In a Tuesday press conference announcing the indictment, U.S. Attorney Damian Williams called Benjamin’s actions a “simple story of corruption” involving “a quid pro quo” to gain campaign funds. The lieutenant governor was expected to appear in Manhattan federal court on Tuesday afternoon.
“In so doing, Benjamin abused his authority as a New York State senator, engaging in a bribery scheme using public funds for his own corrupt purposes,” the 23-page indictment unsealed Tuesday states. “Brian Benjamin… and others acting in his direction or on his behalf, also engaged in a series of lies and deceptions to cover up his scheme, including by falsifying campaign donor forms, misleading municipal regulators, and providing false information in vetting forms Benjamin submitted while under considering to be appointed the next Lieutenant Governor of New York State.”
The Tuesday arrest comes just after Hochel appointed Benjamin as her second-in-command in September—and throws the political aspirations of the duo into limbo ahead of this year’s election. It also comes after reports that federal prosecutors and the FBI were investigating whether Benjamin engaged in a campaign-fraud scheme.
New York FBI Director Michael Driscoll noted Tuesday that the probe into Benjamin “remains very much an ongoing investigation.”

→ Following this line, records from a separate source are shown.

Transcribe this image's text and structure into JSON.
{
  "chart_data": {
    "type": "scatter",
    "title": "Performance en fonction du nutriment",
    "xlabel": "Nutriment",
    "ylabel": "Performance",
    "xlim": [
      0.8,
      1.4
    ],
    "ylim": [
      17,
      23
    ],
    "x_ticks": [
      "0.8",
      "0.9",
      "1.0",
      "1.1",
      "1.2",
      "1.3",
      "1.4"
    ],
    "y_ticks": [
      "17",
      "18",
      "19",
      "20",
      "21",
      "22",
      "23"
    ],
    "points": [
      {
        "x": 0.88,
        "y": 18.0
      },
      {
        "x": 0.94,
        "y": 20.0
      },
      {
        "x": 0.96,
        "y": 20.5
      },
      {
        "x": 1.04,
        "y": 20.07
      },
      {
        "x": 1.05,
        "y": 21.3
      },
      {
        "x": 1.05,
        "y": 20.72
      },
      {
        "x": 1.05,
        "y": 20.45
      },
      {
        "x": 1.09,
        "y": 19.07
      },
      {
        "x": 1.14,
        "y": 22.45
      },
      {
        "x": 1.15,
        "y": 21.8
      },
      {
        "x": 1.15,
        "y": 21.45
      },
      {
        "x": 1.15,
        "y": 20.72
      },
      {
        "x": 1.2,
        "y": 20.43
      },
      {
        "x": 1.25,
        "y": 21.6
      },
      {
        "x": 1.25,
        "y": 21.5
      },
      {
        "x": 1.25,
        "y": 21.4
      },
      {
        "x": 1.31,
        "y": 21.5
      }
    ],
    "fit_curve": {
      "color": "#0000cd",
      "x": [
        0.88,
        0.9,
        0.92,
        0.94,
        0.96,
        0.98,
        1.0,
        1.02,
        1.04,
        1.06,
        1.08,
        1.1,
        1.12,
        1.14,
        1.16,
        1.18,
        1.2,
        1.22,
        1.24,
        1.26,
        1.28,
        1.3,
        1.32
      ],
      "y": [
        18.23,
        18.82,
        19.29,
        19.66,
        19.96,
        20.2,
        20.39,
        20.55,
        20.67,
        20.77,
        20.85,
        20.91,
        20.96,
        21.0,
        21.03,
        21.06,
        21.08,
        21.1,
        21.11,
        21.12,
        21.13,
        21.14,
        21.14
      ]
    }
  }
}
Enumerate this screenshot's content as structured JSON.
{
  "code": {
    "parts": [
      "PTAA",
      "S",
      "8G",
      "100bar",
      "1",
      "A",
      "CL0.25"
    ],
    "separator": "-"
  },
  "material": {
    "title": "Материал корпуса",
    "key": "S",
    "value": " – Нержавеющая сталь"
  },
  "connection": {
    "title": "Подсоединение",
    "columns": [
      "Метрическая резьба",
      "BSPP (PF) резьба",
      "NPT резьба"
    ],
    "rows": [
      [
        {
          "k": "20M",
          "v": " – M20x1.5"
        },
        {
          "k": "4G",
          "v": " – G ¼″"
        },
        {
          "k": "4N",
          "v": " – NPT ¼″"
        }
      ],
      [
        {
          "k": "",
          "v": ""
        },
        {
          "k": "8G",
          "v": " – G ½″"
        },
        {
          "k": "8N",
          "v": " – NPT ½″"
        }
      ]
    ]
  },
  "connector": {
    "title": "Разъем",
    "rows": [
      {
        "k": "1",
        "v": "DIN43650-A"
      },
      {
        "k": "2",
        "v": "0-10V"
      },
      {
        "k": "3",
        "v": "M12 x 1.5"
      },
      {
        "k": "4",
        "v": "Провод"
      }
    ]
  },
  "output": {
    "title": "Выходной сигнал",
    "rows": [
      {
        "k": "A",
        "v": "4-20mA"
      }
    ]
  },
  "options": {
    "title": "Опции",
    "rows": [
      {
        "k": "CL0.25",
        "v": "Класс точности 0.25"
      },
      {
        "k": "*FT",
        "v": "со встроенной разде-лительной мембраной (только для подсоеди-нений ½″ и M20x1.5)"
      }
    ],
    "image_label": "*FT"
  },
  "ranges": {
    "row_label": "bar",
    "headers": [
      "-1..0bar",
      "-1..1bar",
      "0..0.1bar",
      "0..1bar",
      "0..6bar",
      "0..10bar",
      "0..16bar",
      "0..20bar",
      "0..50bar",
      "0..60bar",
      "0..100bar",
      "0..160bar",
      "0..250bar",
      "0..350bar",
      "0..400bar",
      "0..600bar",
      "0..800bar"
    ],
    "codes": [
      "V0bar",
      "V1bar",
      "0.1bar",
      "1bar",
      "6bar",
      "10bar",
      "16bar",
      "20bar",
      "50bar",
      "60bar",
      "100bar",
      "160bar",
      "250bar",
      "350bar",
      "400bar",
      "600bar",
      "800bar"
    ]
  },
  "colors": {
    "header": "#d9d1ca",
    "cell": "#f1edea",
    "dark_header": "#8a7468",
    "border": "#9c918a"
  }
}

The indictment, however, alleges that Benjamin was involved with the Harlem real-estate investor as early as 2017, when he was a state senator. In 2019, when Benjamin began planning a campaign for New York City comptroller, he allegedly began his scheme with the investor, according to the documents.
Prosecutors allege that in one March 2019 meeting, the investor said he did not “have experience bundling political contributions” in the manner Benjamin wanted and that he intended to “further solicit contributions” for his organization.

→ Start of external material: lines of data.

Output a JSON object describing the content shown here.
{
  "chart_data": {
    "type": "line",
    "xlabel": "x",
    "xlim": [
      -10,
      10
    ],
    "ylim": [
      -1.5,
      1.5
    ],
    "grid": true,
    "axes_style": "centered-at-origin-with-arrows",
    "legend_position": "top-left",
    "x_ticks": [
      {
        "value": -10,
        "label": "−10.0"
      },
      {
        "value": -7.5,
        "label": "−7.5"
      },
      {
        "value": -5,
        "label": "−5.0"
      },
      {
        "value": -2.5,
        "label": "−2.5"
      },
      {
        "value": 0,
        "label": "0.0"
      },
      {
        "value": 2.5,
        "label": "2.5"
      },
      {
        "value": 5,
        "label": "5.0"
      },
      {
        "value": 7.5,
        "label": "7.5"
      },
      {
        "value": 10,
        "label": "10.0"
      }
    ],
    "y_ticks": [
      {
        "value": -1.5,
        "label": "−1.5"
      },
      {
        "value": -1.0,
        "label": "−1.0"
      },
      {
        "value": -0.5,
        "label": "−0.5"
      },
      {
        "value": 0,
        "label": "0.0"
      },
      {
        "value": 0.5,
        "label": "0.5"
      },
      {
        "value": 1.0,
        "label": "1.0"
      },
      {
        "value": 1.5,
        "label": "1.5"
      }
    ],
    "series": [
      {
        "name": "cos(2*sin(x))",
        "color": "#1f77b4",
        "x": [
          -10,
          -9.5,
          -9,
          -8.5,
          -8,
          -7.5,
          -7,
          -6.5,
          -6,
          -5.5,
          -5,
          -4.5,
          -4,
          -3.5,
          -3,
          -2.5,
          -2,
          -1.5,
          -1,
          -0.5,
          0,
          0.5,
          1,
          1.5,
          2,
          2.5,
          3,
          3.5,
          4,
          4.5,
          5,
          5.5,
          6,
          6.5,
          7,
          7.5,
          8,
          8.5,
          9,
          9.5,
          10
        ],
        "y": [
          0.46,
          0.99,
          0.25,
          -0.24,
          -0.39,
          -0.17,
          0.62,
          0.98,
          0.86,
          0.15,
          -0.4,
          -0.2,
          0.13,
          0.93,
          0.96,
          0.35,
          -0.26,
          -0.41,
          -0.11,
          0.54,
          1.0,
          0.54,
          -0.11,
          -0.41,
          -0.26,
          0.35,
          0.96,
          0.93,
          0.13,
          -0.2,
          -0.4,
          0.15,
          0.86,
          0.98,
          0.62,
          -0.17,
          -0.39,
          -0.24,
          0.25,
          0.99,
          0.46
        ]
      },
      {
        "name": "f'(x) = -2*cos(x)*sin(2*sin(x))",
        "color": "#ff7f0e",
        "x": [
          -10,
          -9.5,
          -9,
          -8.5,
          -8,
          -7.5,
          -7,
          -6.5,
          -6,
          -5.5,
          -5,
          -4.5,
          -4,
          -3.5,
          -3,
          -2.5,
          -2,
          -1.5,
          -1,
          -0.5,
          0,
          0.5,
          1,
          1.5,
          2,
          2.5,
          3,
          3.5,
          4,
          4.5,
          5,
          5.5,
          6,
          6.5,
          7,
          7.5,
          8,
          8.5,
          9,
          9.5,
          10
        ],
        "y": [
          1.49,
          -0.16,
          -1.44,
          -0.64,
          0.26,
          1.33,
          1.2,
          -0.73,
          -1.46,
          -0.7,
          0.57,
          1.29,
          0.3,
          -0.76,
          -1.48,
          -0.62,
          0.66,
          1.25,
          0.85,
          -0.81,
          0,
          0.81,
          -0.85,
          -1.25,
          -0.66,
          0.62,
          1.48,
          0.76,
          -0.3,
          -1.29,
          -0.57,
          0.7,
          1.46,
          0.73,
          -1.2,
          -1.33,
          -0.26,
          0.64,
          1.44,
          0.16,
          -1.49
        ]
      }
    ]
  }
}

“Let me see what I can do,” Benjamin allegedly responded, according to the indictment.
That opportunity to help the investor came one month later, when the state senate’s majority leader informed Benjamin and his colleagues that they had been awarded “additional discretionary funding that each could allocate to organizations in their districts for specified purposes.”

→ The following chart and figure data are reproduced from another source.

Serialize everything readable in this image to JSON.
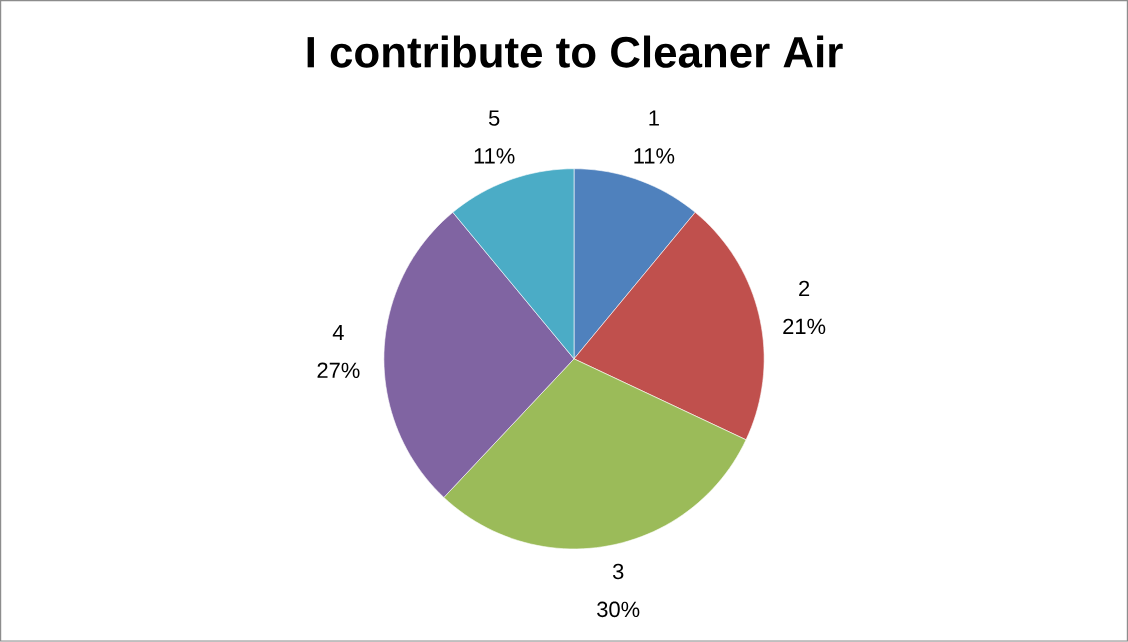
{
  "chart_data": {
    "type": "pie",
    "title": "I contribute to Cleaner Air",
    "categories": [
      "1",
      "2",
      "3",
      "4",
      "5"
    ],
    "values": [
      11,
      21,
      30,
      27,
      11
    ],
    "colors": [
      "#4f81bd",
      "#c0504d",
      "#9bbb59",
      "#8064a2",
      "#4bacc6"
    ],
    "value_labels": [
      "11%",
      "21%",
      "30%",
      "27%",
      "11%"
    ]
  }
}
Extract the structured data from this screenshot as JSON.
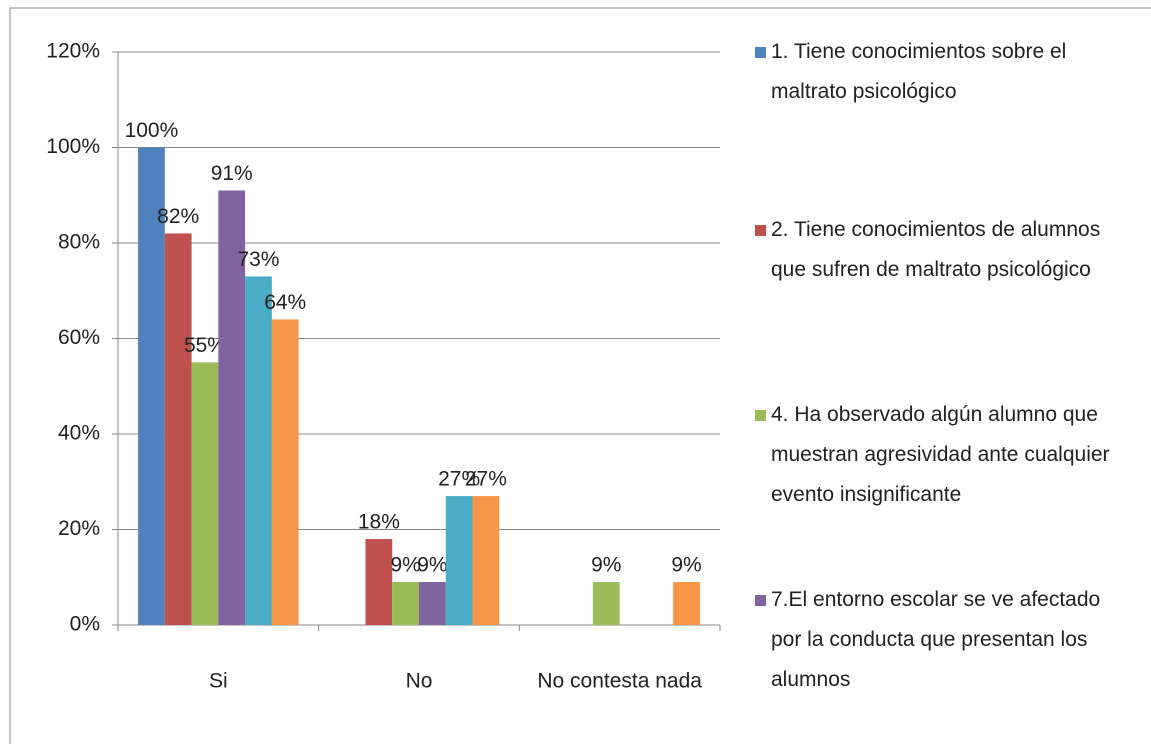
{
  "chart_data": {
    "type": "bar",
    "categories": [
      "Si",
      "No",
      "No contesta nada"
    ],
    "series": [
      {
        "name": "1. Tiene conocimientos  sobre el maltrato psicológico",
        "color": "#4f81bd",
        "values": [
          100,
          null,
          null
        ],
        "value_labels": [
          "100%",
          null,
          null
        ]
      },
      {
        "name": "2. Tiene conocimientos de alumnos que sufren de maltrato psicológico",
        "color": "#c0504d",
        "values": [
          82,
          18,
          null
        ],
        "value_labels": [
          "82%",
          "18%",
          null
        ]
      },
      {
        "name": "4. Ha observado algún alumno que muestran agresividad ante cualquier evento insignificante",
        "color": "#9bbb59",
        "values": [
          55,
          9,
          9
        ],
        "value_labels": [
          "55%",
          "9%",
          "9%"
        ]
      },
      {
        "name": "7.El entorno escolar se ve afectado por la conducta que presentan los alumnos",
        "color": "#8064a2",
        "values": [
          91,
          9,
          null
        ],
        "value_labels": [
          "91%",
          "9%",
          null
        ]
      },
      {
        "color": "#4bacc6",
        "values": [
          73,
          27,
          null
        ],
        "value_labels": [
          "73%",
          "27%",
          null
        ]
      },
      {
        "color": "#f79646",
        "values": [
          64,
          27,
          9
        ],
        "value_labels": [
          "64%",
          "27%",
          "9%"
        ]
      }
    ],
    "ylim": [
      0,
      120
    ],
    "yticks": [
      {
        "value": 0,
        "label": "0%"
      },
      {
        "value": 20,
        "label": "20%"
      },
      {
        "value": 40,
        "label": "40%"
      },
      {
        "value": 60,
        "label": "60%"
      },
      {
        "value": 80,
        "label": "80%"
      },
      {
        "value": 100,
        "label": "100%"
      },
      {
        "value": 120,
        "label": "120%"
      }
    ],
    "grid": true
  }
}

“That additional funding included, among other things, up to $50,000 that Benjamin could allocate to school districts, libraries, or nonprofit organizations for educational purposes,” the indictment states.
Instead, prosecutors allege, Benjamin funneled the money to the Harlem real-estate investor and his organization. The day after the funds were approved in June 2019, Benjamin allegedly texted the investor a screenshot of the resolution that reflected the payment with the message: “Do you recognize the 3rd entity on the list.”
“We passed the resolution yesterday! $50k,” Benjamin allegedly wrote. “I will call to discuss!”
The grant resulted in multiple illegal campaign contributions to his unsuccessful campaign—including three checks totaling $25,000. The indictment also notes Benjamin took steps to cover up the scheme afterward. The indictment states that those steps included faking campaign donor forms, refusing to answer questions from regulators, and even falsifying information on forms he submitted in August 2021 to be considered for his current role.
The indictment states that in the executive appointment questionnaire, Benjamin stated he never “directly exercised [his] governmental authority (either as a legislator or executive official) concerning a matter of a donor [he] directly solicited.”